Nie nie pójdę na inny, za dużo kasy już na to idzie - jak chcesz wiedzieć to moja mama wydaję ponad 500 zł na ten kurs i nie jest on do kitu.

Jest zdecydowanie za późno na zmianę decyzji. Za późno. Za dużo zrobiłam by teraz powiedzieć - szukam czegoś nowego.
![:]](//static.wizaz.pl/forum/images/smilies/krzywy.gif)
Kurs zaczęłam w październiku, a mamy marzec.
![:]](//static.wizaz.pl/forum/images/smilies/krzywy.gif)
Decyzji tej nie podejmuje się tak chop siup - czy tobie się wydaje, że w tydzień znajdę lepsze studia - głęboko się mylisz
Dodam, że po sobocie wiem sporo więcej. Na mojej uczelni patrzą na rysunku na kompozycję, proporcje, a nie to czy jest on nie wiem jak wykonany. Artystą nie musisz być. Trzeba mieć smykałkę do kompa. A nie do rysunku czy pędzla - rozmawiałam z profesorką tamtejszą.

Dodam, że prace widziała moja siostra, która jest bardzo dobrym rysunkowcem, po 5 letniej ASP, po studium polcielnym, człowiek, który widzi obiektywnie i dobrze ocenia i ona widzi we mnie rękę. Zdjęcia są po prostu koszmarne. Postaram się coś wyczarować jak ona przyjedzie. Dobrze zrobi mi zdjęcia.
Bubu powtarzam to poraz ostatni - za późno na takie słowa, za późno. Dodam, że teraz poczyniłam postępy, te prace nie pójdą do teczki. Postaram się po zabraniu ostatnich wkleić sporo więcej w lepszej jakości. I zdania nie zmienię - nadaję się na grafika - nie odrazu trzeba być mistrzem w rysunku by by być grafikiem komputerowym - to nie ASP do jasnej ciasnej!
I nie zmienię zdania - jest za późno, mleko się wylało, musztarda po obiedzie już jest.
A co do programu - toć od razu nie trzeba mieć fotoszopa do jasnej ciasnej - oni oferują kompy dla ludzi, dla których photoshop jest za drogi, a kompa nie mają pieniędzy - profesor to jasno powiedziała
Warunki:
10 prac w rozmiarze B1 - nie bardzo mocne, rysunkowo, patrzą na kompozycję, proporcje, nie muszą być bardzo dobre, ale byle by widać, że ktoś ma doczynienia z ołówkiem, technika dowolna
10 prac malarskich - jak wyżej, technika dowolna, wystarczy mieć coś z tym wspólnego
dużo prac innych - próby jakiekolwiek fotografii (nie takie pierwsze, ale fajne kompozycyne i o dobrym świetle)
I powiem tak - dostać się jest bardzo prosto - słyszałam to od ludzi tam idących.

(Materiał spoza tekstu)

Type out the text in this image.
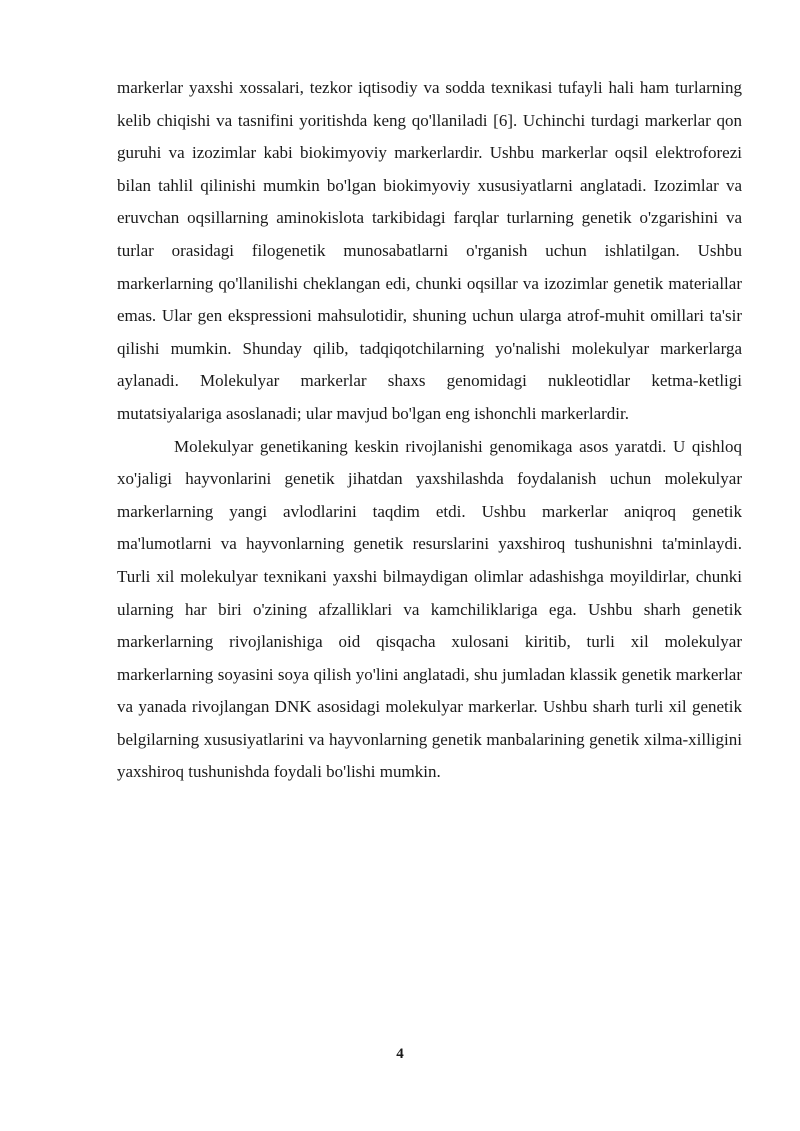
markerlar yaxshi xossalari, tezkor iqtisodiy va sodda texnikasi tufayli hali ham turlarning kelib chiqishi va tasnifini yoritishda keng qo'llaniladi [6]. Uchinchi turdagi markerlar qon guruhi va izozimlar kabi biokimyoviy markerlardir. Ushbu markerlar oqsil elektroforezi bilan tahlil qilinishi mumkin bo'lgan biokimyoviy xususiyatlarni anglatadi. Izozimlar va eruvchan oqsillarning aminokislota tarkibidagi farqlar turlarning genetik o'zgarishini va turlar orasidagi filogenetik munosabatlarni o'rganish uchun ishlatilgan. Ushbu markerlarning qo'llanilishi cheklangan edi, chunki oqsillar va izozimlar genetik materiallar emas. Ular gen ekspressioni mahsulotidir, shuning uchun ularga atrof-muhit omillari ta'sir qilishi mumkin. Shunday qilib, tadqiqotchilarning yo'nalishi molekulyar markerlarga aylanadi. Molekulyar markerlar shaxs genomidagi nukleotidlar ketma-ketligi mutatsiyalariga asoslanadi; ular mavjud bo'lgan eng ishonchli markerlardir.

Molekulyar genetikaning keskin rivojlanishi genomikaga asos yaratdi. U qishloq xo'jaligi hayvonlarini genetik jihatdan yaxshilashda foydalanish uchun molekulyar markerlarning yangi avlodlarini taqdim etdi. Ushbu markerlar aniqroq genetik ma'lumotlarni va hayvonlarning genetik resurslarini yaxshiroq tushunishni ta'minlaydi. Turli xil molekulyar texnikani yaxshi bilmaydigan olimlar adashishga moyildirlar, chunki ularning har biri o'zining afzalliklari va kamchiliklariga ega. Ushbu sharh genetik markerlarning rivojlanishiga oid qisqacha xulosani kiritib, turli xil molekulyar markerlarning soyasini soya qilish yo'lini anglatadi, shu jumladan klassik genetik markerlar va yanada rivojlangan DNK asosidagi molekulyar markerlar. Ushbu sharh turli xil genetik belgilarning xususiyatlarini va hayvonlarning genetik manbalarining genetik xilma-xilligini yaxshiroq tushunishda foydali bo'lishi mumkin.

4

PJWSTK nie jest uczelnią mega wymagającą.
Rozmowa o sztuce, kulturze, filmie etc - ja to przejdę - będę po kulturoznawstwie.
A co jest najważniejsze - chęci i zainteresowanie kompem, a nie mocny stan artystyczny. O wiele łatwiej się dostać niż na ASP (na politechnikę nie chcę).
Profesor z kursu widzi postępy, a ostatnio zdecydowanie jest lepiej.
Zasada w pracach jest jedna i najwyższa - nie powinny być to pierwsze totalnie prace.
Rysunki są na drugim miejscu. Zdecydowałam, że pochodzę po Wawie i pstryknę dużo zdjeć - na to najbardziej patrzą. I postaram się coś porobić w programach - zacznę od Gimpa, ale wiem, że on nie jest dobry, ale ja dopiero zaczynam, a nie jestem nie powiem kim - siostra ma corela do edycji zdjęć. I photoshopa, więc pokorzystam nieco.
Szanuję twoje zdanie, ale uważam, że przesadzasz i uważasz, że trzeba być nie wiem kim by być grafikiem i dostać się na PJWSTK - bzdura totalna.
Trzeba coś wiedzieć o rysunku i malarstwie, ale nie trzeba być w tym ekstra. Od to powiem. I oni wszystkiego od podstaw uczą - uczą na pierwszym roku jak się zaczyna w Photoshopie, Ilustratrorze czy innym Adobe (stawiają na Adobe).